- On March 10, 2017
Engulfed in a months-long scandal over his role in the 2013 George Washington Bridge lane-closure scandal, Governor Chris Christie conceded some wrongdoing in his 2014 State of the State address.
“Mistakes were made,” he said, using the passive voice, which kept him from having to say who actually made the mistakes. I don’t know about you but I thought, “This guy has something to hide.”
Governor Christie’s is an extreme example of the vague effect you get when you use the passive voice. Technically speaking, that’s when the subject (in this case mistakes) is acted upon (were made) and the person or object performing the action is named later on in the sentence—or not at all, as in the Christie example.
Had the governor said, “Mistakes were made by some people in my administration,” he still would have been talking in the passive voice, and the focus still would have been on the mistakes—not the guilty party. It is hard to imagine him using the active voice to say, “My administration made a mistake” and almost inconceivable to think he ever would have come out with, “I made a mistake.”

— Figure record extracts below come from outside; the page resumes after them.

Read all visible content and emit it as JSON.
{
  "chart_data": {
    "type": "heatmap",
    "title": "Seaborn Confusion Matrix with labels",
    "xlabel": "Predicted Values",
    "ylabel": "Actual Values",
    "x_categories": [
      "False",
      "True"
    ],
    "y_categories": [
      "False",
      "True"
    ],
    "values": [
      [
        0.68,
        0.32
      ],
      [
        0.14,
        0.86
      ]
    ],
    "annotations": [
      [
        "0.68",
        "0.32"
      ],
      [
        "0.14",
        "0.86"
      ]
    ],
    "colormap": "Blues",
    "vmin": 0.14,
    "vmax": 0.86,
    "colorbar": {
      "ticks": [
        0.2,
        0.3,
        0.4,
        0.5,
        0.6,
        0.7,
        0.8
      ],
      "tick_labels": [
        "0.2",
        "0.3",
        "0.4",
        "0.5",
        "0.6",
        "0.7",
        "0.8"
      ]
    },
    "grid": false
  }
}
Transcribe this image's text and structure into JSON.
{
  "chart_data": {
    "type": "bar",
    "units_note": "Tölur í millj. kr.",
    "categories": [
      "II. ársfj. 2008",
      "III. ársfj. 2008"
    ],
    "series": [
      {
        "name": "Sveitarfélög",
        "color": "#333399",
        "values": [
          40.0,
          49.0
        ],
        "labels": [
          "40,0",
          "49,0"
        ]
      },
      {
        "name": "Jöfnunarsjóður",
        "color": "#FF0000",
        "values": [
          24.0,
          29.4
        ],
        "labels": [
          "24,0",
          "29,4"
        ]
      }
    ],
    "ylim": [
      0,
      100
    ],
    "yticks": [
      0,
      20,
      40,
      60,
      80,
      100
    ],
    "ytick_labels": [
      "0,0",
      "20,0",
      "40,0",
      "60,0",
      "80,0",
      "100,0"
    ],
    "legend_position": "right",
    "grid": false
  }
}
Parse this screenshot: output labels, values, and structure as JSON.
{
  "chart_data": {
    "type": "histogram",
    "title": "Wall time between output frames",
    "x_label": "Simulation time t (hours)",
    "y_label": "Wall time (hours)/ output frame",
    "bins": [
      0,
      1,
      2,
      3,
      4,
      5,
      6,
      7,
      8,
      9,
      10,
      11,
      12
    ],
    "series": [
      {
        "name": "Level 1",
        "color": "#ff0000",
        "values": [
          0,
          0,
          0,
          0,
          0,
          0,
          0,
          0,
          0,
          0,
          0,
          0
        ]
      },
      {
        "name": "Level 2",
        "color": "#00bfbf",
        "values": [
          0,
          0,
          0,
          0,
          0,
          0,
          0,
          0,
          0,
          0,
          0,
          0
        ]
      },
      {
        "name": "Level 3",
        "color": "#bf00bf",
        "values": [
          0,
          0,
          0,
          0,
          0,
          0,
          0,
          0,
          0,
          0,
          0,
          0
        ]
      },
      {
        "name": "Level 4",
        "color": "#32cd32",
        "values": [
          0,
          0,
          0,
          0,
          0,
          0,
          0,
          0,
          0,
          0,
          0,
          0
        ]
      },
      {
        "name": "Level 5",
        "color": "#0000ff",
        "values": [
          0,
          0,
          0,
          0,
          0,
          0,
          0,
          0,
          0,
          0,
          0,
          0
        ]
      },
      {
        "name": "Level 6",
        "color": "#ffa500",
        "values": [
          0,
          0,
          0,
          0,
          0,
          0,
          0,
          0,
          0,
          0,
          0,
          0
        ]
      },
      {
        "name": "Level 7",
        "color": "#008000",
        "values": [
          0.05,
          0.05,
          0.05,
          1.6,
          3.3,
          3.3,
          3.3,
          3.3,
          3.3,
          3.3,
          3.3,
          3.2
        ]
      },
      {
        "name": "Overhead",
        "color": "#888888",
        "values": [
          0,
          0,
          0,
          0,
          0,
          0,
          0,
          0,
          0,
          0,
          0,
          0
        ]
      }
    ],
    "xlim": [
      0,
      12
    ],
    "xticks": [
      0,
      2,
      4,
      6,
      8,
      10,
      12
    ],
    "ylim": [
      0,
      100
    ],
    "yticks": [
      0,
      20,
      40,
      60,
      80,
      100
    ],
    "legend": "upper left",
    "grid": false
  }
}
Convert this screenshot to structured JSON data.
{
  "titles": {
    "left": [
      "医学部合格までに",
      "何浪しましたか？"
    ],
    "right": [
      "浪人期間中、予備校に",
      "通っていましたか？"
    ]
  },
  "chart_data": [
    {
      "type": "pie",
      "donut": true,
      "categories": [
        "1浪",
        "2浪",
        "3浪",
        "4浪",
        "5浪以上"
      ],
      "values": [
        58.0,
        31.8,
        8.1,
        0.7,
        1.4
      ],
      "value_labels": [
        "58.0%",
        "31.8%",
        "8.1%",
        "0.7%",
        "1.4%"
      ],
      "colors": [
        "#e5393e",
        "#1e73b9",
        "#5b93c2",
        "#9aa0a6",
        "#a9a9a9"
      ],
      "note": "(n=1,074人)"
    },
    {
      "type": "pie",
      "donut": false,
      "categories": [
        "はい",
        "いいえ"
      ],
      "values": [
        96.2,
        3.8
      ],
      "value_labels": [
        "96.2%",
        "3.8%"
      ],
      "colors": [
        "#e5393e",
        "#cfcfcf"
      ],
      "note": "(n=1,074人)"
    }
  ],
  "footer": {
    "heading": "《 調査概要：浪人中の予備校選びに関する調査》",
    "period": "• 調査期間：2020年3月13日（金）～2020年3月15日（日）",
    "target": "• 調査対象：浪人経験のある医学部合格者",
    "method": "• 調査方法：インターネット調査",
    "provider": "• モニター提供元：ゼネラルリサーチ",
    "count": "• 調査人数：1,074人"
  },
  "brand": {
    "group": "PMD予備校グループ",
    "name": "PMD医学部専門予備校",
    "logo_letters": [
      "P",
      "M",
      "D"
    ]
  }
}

Too often, businesspeople—with nothing to hide—talk and write in the passive voice, compromising the clarity and strength of what they’re communicating. The active voice—where the subject is performing the action—is more concise, clear, and powerful. When you write in the active voice, you sound more confident, which is one of the many reasons it makes good business sense to use it.
Just recently, the following headline—in the active voice—caught my attention: “A Sedentary Lifestyle Will Harm Millennials.” It was in The Wall Street Journal as part of a roundup of insights from a panel of experts. As the mother of two millennials who spend a lot of time on the couch, I read on: “Unfortunately, a more sedentary lifestyle is developing among our young people,” one of the panel experts wrote. “Too much time is spent in front of electronic devices and too little time being active.”
I wondered why the expert used the passive, not active, voice—and what he was comparing the millennial lifestyle to (that of peppy baby boomers?). To my mind, he should have said, “Our young people are developing a sedentary lifestyle. They spend too much time in front of electronic devices and not enough time being active.”
The writer was billed as an expert. He’s entitled to an opinion.